Güzel yürekli dostlarım, hemşerilerim Karaviran ve Suğla havzasına ait değerlerimizi, tarihsel ve kültürel olguları elimden geldiğince dönem dönem paylaşıyorum.

Araştırmacı Tarihçi Yazar; Mehmet Kiraz

Tarihsel bilgileri titizlikle belgelere sadık kalarak, kaynak merkezli verileri sunmaya çalışıyorum. Yöremize ait olaylar, tarihsel değerler ve şahısları kendi anlatımları ve 1. Derece duyumlarla kaleme almaya çalışıyorum. Bugüne kadar Karaviran tarihi, Çarşamba kanalı tarihi, Suğla arazi gelirleri, Köy odaları, Suğla havzasında nüfus hareketleri, 1. Dünya savaşı ve Milli mücadele şehitleri, Kore gazileri, Bölgemizin yetiştirdiği milletvekilleri ve Türkiye siyasal hareketine önderlik etmiş kişilikleri kaleme aldım.

    Bugün 1. Cihan harbine katılmış ve bu savaşta 3 yıl, 5 ay dönemin İngiliz sömürgesi olan Birmanya(Burma, Myammar)’da esir kalmış bir gazinin hayatını kaleme alacağım. Yakınen dedemizin babası olan ve her zaman ziyaretine gittiğim, tarihe olan merakımızdan kaynaklı çok soruları sorduğum ve ortaokulda dönem dönem Sosyal Bilgiler dersine getirip dönemin anılarını anlattırdığımız ve gözyaşlarıyla dinlediğimiz bir değeri Molla Abdullah Çetin’in bizzat kendi anlatımlarını derleyip kaleme alacağım.

    Yeni askerden döndüm… Antep vilayetinde levazımıydım. Antep’ten Halep ve Musul vilayetlerine develerle askeri malzeme taşıdım 3 sene. Karaven (karaviran’a) döner dönmez 3 ay geçmeden yeni celp geldi. Zaten ben karaven’e döndüğümde benimle Asker’e alınan 40 kişiden sadece 13 kişi geri dönmüştük. Bazıları Çanakkale’de, Kafkas’ta, Gazze’de, Dobruca’da kaldı, gelemediler…

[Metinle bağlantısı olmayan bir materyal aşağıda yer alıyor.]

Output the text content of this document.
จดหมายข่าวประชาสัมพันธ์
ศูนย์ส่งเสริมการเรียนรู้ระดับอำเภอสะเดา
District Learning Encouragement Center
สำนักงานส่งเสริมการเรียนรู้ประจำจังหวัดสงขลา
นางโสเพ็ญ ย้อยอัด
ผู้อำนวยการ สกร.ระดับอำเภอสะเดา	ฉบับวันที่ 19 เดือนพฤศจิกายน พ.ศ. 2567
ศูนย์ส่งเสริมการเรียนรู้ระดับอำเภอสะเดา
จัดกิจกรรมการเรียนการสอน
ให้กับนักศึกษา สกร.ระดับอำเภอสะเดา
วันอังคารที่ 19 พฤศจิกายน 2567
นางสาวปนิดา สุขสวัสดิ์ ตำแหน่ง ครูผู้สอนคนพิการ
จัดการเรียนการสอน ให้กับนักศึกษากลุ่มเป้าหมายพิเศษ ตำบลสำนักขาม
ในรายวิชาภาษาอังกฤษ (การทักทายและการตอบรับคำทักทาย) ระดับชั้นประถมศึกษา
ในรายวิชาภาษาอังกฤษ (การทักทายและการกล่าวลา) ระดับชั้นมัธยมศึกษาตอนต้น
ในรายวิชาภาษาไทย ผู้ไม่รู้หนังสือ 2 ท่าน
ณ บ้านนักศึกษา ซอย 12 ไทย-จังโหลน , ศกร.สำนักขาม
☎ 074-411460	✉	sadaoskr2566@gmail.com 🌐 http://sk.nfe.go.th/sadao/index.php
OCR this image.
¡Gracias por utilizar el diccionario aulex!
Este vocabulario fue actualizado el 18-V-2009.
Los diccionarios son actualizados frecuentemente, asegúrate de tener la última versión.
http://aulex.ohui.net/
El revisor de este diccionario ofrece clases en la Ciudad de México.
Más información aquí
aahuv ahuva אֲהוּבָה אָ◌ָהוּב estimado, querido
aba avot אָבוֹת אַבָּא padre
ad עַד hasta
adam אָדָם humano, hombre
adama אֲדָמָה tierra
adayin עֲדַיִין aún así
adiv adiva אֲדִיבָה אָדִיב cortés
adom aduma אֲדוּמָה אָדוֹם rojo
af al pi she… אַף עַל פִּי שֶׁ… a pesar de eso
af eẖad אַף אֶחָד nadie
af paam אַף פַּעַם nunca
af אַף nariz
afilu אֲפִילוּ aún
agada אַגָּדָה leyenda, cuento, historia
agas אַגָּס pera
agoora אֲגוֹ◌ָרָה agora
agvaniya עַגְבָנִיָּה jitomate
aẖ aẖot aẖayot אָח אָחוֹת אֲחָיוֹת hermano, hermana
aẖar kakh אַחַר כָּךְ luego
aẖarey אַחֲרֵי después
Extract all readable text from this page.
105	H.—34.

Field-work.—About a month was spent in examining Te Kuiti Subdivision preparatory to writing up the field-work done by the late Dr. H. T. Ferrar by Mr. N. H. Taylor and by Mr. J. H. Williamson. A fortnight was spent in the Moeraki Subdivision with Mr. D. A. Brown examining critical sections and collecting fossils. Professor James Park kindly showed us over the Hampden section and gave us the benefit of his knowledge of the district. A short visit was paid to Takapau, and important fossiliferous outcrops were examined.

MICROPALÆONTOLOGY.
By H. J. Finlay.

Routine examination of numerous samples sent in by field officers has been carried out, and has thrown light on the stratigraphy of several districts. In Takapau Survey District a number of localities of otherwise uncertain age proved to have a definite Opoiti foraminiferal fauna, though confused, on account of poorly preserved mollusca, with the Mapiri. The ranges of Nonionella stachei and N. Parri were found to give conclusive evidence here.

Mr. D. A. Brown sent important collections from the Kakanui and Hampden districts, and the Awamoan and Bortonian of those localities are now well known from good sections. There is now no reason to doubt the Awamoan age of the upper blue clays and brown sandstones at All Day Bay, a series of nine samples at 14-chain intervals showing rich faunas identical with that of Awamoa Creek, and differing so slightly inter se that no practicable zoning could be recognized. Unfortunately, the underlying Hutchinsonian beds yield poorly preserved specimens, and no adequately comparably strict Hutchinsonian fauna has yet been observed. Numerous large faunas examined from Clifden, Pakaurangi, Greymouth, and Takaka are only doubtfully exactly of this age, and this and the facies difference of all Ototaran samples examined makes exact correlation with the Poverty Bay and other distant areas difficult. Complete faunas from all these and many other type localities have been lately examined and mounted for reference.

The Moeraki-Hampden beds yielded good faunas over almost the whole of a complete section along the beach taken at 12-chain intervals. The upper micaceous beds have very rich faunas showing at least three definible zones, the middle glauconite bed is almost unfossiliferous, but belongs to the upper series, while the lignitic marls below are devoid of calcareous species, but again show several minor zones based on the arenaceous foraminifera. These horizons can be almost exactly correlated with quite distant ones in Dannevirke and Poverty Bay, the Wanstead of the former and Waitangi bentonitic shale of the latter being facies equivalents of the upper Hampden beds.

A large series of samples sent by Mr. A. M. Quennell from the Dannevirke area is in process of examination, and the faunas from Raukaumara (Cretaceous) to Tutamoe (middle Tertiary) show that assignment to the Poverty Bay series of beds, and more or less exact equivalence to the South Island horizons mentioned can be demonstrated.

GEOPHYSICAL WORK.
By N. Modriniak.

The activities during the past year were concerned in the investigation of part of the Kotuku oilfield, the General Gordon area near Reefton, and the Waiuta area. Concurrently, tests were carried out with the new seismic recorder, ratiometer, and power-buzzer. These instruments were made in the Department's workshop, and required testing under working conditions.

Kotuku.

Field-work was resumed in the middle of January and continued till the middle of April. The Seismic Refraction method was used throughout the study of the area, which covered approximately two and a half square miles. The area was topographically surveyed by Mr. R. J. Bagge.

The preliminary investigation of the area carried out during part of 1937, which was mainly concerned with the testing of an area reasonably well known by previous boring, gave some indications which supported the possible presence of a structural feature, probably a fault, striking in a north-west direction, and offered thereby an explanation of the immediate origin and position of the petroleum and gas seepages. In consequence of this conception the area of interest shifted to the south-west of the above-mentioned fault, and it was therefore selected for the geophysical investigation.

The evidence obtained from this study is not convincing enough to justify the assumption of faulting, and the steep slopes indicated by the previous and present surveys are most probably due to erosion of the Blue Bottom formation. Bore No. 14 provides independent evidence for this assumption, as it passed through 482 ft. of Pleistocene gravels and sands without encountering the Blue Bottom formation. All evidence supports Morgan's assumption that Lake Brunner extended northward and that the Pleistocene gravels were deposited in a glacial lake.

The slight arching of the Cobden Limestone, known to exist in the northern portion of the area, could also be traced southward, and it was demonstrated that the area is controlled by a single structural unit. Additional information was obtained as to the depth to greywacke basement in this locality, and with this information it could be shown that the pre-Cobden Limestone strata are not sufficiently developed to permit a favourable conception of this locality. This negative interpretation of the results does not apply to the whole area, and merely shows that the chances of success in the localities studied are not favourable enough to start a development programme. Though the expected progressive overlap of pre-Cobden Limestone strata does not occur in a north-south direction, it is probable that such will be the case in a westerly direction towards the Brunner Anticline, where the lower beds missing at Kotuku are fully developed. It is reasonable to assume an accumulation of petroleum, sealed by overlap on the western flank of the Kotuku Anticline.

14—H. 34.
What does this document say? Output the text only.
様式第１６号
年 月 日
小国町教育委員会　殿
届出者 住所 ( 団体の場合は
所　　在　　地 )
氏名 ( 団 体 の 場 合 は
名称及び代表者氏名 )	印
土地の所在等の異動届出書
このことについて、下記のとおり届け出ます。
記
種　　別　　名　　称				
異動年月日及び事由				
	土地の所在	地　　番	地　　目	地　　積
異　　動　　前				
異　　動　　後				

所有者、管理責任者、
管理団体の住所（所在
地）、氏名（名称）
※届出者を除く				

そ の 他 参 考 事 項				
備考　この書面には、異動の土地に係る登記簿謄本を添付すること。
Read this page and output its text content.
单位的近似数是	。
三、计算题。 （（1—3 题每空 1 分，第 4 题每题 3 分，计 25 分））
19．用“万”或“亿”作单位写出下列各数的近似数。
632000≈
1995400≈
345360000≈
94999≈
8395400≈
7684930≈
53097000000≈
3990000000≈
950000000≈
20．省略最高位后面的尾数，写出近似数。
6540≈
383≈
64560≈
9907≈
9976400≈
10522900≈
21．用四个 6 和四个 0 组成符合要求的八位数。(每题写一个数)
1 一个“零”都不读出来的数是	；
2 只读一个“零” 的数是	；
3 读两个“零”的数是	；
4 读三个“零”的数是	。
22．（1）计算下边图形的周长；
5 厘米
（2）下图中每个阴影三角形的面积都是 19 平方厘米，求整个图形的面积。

    Konya vilayetinden 130 neferdik. İstanbul’dan Hicaz hattına gidecek Alamanın(Almanya) yaptığı kara treni Konya garında 2 gün bekledik. Firarları engellemek için gar dışına çıkmak hem yasak hem de mümkün değildi. Çünkü trenin ne zaman geleceği belli değildi. Mart ayının sonu, Nisan ayının başlarıydı. Cemazeyil-ahir 1334 senesiydi. Tren sabah kuşluk vakti İstasyona geldi. Herkeste bir heyecan ve hareketlilik başladı. Sanırım 7 vagonlu bir trendi. İlk defa tren görenler hem korkmuş hem de heyecanlanmıştı. Trenin ilk 4 vagonu kapalı, 3 vagonu üst açık ve at ve develer vardı. 30 yaşlarında güzel askeri giyinimli bir subay 2 saat içinde hareket edileceğini herkesin bölge bölge çağırılıp trene bindirilip yoklama yapılacağını bağıra bağıra anlatıyordu.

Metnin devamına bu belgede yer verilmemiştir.